The court did not err in submitting issue 3, inquiring whether Singleton’s total disability, which the jury had found in answer to a previous question, would be permanent. There was certainly some evidence to support the finding of permanent disability. Appellant also contends that said finding is so contrary to the overwhelming weight and preponderance of the evidence as to be clearly wrong and unjust. In support thereof it cites, among others, our decision in Tudor v. Tudor, 158 Tex. 559, 314 S.W.2d 793.
Appellant’s 6th point asserts error in permitting Singleton to introduce the deposition of Dr. Van Zandt to the effect that the last time he saw Singleton he was unable to perform a substantial portion of the duties of a workman, if such duties involved lifting, bending and stooping. We do not think such action constitutes reversible error for several reasons. The objection went to the weight, rather than the admissibility of the evidence. Appellant’s objection was to the form of the question. The testimony was admitted through the reading of the doctor’s deposition. The deposition was taken under an agreement that objections to the form of questions and answers must be made at the time the deposition was taken. No objection was then made.
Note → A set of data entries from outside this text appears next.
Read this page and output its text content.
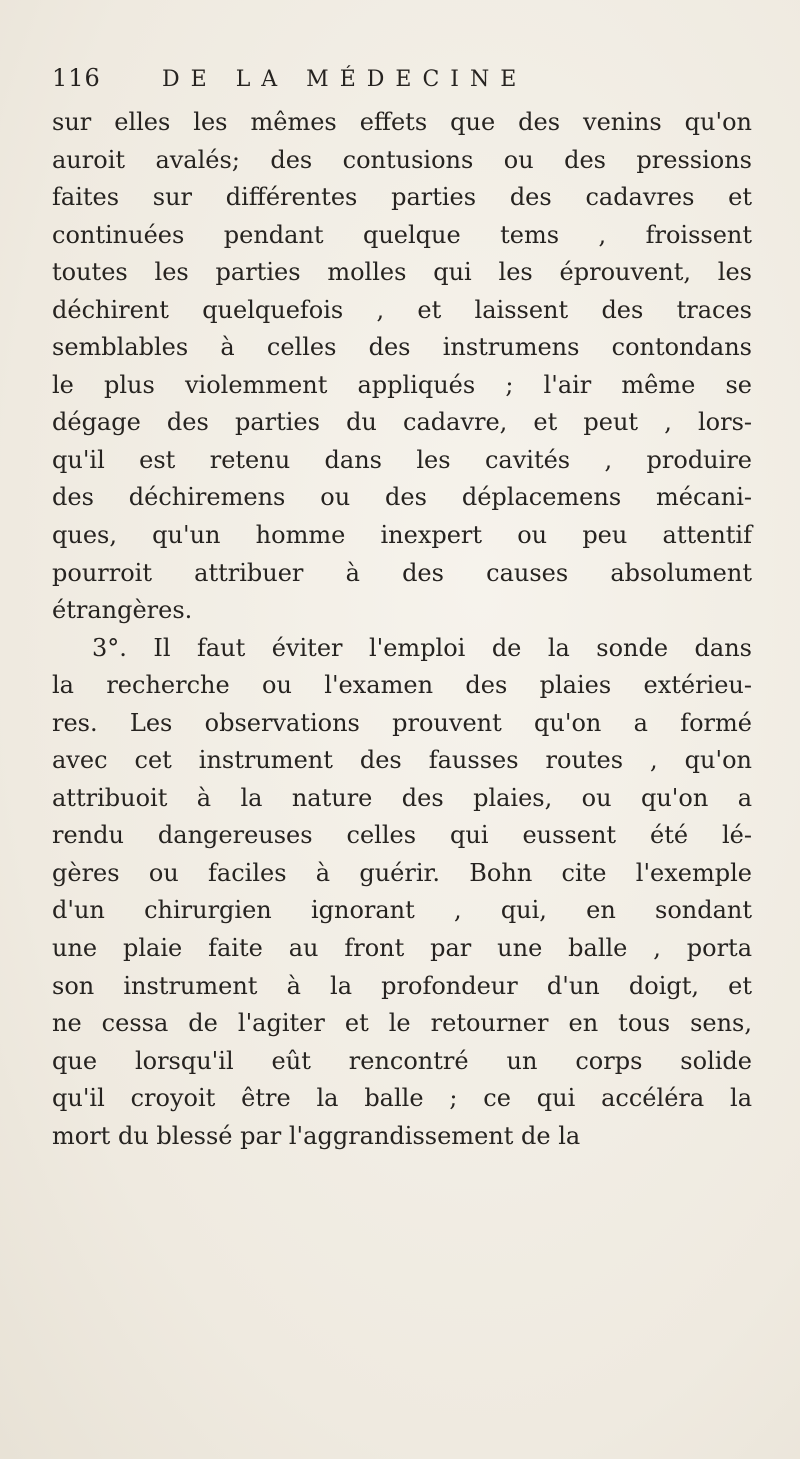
116	DE LA MÉDECINE
sur elles les mêmes effets que des venins qu'on
auroit avalés; des contusions ou des pressions
faites sur différentes parties des cadavres et
continuées pendant quelque tems , froissent
toutes les parties molles qui les éprouvent, les
déchirent quelquefois , et laissent des traces
semblables à celles des instrumens contondans
le plus violemment appliqués ; l'air même se
dégage des parties du cadavre, et peut , lors-
qu'il est retenu dans les cavités , produire
des déchiremens ou des déplacemens mécani-
ques, qu'un homme inexpert ou peu attentif
pourroit attribuer à des causes absolument
étrangères.
3°. Il faut éviter l'emploi de la sonde dans
la recherche ou l'examen des plaies extérieu-
res. Les observations prouvent qu'on a formé
avec cet instrument des fausses routes , qu'on
attribuoit à la nature des plaies, ou qu'on a
rendu dangereuses celles qui eussent été lé-
gères ou faciles à guérir. Bohn cite l'exemple
d'un chirurgien ignorant , qui, en sondant
une plaie faite au front par une balle , porta
son instrument à la profondeur d'un doigt, et
ne cessa de l'agiter et le retourner en tous sens,
que lorsqu'il eût rencontré un corps solide
qu'il croyoit être la balle ; ce qui accéléra la
mort du blessé par l'aggrandissement de la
The deposition shows that at said time appellant’s counsel stated he had no objection to the form of any question or answer. Without objection the doctor was permitted to testify that in February Singleton was disabled from performing the ordinary tasks of a workman, if those tasks included lifting, bending and stooping. He later testified, without objection, to the effect that at the time he last examined Singleton his condition was worse. Earlier in his testimony the doctor was asked whether at that time he felt Singleton was disabled from doing the ordinary tasks of a workman, if the tasks included lifting, bending and stooping. He answered ‘Yes.’ There was no objection. Evidence to the effect of that now complained of was admitted without objection.
All of appellant’s points have been carefully considered and are overruled. The judgment is affirmed.